A request for a hearing or a petition for leave to intervene must
be filed by: (1) First class mail addressed to the Office of the
Secretary of the Commission, U.S. Nuclear Regulatory Commission,
Washington, DC 20555-0001, Attention: Rulemaking and Adjudications
Staff; (2) courier, express mail, and expedited delivery services:
Office of the Secretary, Sixteenth Floor, One White Flint North, 11555
Rockville Pike, Rockville, Maryland, 20852, Attention: Rulemaking and
Adjudications Staff; (3) E-mail addressed to the Office of the
Secretary, U.S. Nuclear Regulatory Commission, HEARINGDOCKET@NRC.GOV;
or (4) facsimile transmission addressed to the Office of the Secretary,
U.S. Nuclear Regulatory Commission, Washington, DC, Attention:
Rulemakings and Adjudications Staff at (301) 415-1101, verification
number is (301) 415-1966. A copy of the request for hearing and
petition for leave to intervene should also be sent to the Office of
the General Counsel, U.S. Nuclear Regulatory Commission, Washington, DC
20555-0001, and it is requested that copies be transmitted either by
means of facsimile transmission to 301-415-3725 or by e-mail to
OGCMailCenter@nrc.gov. A copy of the request for hearing and petition
for leave to intervene should also be sent to Ms. Lisa F. Vaughn,
Associate General Counsel and Managing Attorney, Duke Energy Carolinas,
LLC, 526 South Church Street, EC07H, Charlotte, North Carolina 28202,
attorney for the licensee.
For further details with respect to this action, see the
application for amendment dated April 30, 2007 (ADAMS Accession No.

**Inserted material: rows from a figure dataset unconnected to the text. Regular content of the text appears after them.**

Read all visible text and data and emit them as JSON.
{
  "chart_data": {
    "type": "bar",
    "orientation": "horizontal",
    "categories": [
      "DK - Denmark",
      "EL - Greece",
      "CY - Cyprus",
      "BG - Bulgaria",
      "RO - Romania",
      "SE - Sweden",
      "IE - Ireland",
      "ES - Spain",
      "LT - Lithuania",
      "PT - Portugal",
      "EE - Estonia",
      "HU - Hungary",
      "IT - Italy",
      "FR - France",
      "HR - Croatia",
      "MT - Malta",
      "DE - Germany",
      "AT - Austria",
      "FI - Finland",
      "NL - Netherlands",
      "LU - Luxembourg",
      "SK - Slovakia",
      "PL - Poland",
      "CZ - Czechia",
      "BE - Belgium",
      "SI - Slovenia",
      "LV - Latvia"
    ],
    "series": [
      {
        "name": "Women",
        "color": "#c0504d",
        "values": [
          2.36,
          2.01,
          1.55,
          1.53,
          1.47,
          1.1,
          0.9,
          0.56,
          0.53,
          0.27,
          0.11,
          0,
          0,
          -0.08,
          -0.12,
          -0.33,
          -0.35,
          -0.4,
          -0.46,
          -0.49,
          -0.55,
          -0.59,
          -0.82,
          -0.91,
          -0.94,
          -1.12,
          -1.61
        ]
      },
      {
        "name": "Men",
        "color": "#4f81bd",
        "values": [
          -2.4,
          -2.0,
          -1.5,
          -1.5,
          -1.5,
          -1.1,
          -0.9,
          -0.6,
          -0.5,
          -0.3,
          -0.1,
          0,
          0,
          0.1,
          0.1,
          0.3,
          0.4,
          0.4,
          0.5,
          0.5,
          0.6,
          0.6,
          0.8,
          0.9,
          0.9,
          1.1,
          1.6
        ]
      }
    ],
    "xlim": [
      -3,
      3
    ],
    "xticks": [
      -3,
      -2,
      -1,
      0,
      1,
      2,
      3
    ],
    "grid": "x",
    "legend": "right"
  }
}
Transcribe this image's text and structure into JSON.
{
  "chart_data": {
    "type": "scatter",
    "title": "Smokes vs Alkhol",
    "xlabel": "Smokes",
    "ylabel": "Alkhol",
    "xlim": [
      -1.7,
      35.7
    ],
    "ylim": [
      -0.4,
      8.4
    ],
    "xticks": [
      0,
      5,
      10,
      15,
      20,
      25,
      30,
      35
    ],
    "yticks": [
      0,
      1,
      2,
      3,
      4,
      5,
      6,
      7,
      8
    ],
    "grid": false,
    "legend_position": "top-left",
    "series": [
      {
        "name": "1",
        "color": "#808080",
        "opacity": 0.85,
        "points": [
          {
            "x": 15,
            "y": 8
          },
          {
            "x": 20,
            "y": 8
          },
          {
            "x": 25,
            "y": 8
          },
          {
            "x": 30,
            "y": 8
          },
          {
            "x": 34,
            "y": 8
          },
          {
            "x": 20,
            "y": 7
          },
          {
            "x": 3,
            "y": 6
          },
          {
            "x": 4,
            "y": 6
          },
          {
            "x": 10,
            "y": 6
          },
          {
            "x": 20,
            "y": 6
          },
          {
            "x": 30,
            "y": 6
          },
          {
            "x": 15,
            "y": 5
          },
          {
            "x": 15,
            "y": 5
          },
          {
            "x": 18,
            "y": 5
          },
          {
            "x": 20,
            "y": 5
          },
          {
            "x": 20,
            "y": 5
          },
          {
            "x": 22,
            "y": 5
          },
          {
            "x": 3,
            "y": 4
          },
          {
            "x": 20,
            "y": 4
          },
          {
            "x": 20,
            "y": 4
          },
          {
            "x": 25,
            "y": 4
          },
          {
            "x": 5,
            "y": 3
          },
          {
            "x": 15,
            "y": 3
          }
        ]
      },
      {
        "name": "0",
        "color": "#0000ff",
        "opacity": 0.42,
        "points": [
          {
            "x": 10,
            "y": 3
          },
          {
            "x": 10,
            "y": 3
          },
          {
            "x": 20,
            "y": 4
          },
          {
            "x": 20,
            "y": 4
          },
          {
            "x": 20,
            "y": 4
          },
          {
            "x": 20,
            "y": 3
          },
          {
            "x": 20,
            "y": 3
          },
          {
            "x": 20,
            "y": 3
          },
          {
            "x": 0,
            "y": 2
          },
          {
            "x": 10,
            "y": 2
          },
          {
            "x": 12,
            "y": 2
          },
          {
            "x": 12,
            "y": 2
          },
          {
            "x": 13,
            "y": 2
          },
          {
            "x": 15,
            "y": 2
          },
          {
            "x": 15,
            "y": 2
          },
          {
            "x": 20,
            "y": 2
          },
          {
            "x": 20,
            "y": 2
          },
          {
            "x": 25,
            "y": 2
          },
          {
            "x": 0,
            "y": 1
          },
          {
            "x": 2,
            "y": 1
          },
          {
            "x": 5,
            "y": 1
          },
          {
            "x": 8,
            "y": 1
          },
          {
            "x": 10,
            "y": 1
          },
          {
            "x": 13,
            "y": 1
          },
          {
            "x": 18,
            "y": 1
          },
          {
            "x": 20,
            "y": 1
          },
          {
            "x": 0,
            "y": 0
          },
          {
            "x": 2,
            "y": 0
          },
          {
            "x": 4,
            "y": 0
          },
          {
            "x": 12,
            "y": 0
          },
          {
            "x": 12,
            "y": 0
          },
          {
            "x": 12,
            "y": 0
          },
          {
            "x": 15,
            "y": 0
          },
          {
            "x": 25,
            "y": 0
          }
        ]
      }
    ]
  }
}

ML071280284), which is available for public inspection at the
Commission's PDR, located at One White Flint North, Public File Area O1
F21, 11555 Rockville Pike (first floor), Rockville, Maryland. Publicly
available records will be accessible from the Agencywide Documents
Access and Management System's (ADAMS) Public Electronic Reading Room
on the Internet at the NRC Web site, https://www.nrc.gov/reading-rm/
adams.html. Persons who do not have access to ADAMS or who encounter
problems in accessing the documents located in ADAMS, should contact
the NRC PDR Reference staff by telephone at 1-800-397-4209, 301-415-
4737, or by e-mail to pdr@nrc.gov.
Dated at Rockville, Maryland, this 6th day of August 2007.
For the Nuclear Regulatory Commission.
John F. Stang,
Senior Project Manager, Plant Licensing Branch II-1, Division of
Operating Reactor Licensing, Office of Nuclear Reactor Regulation.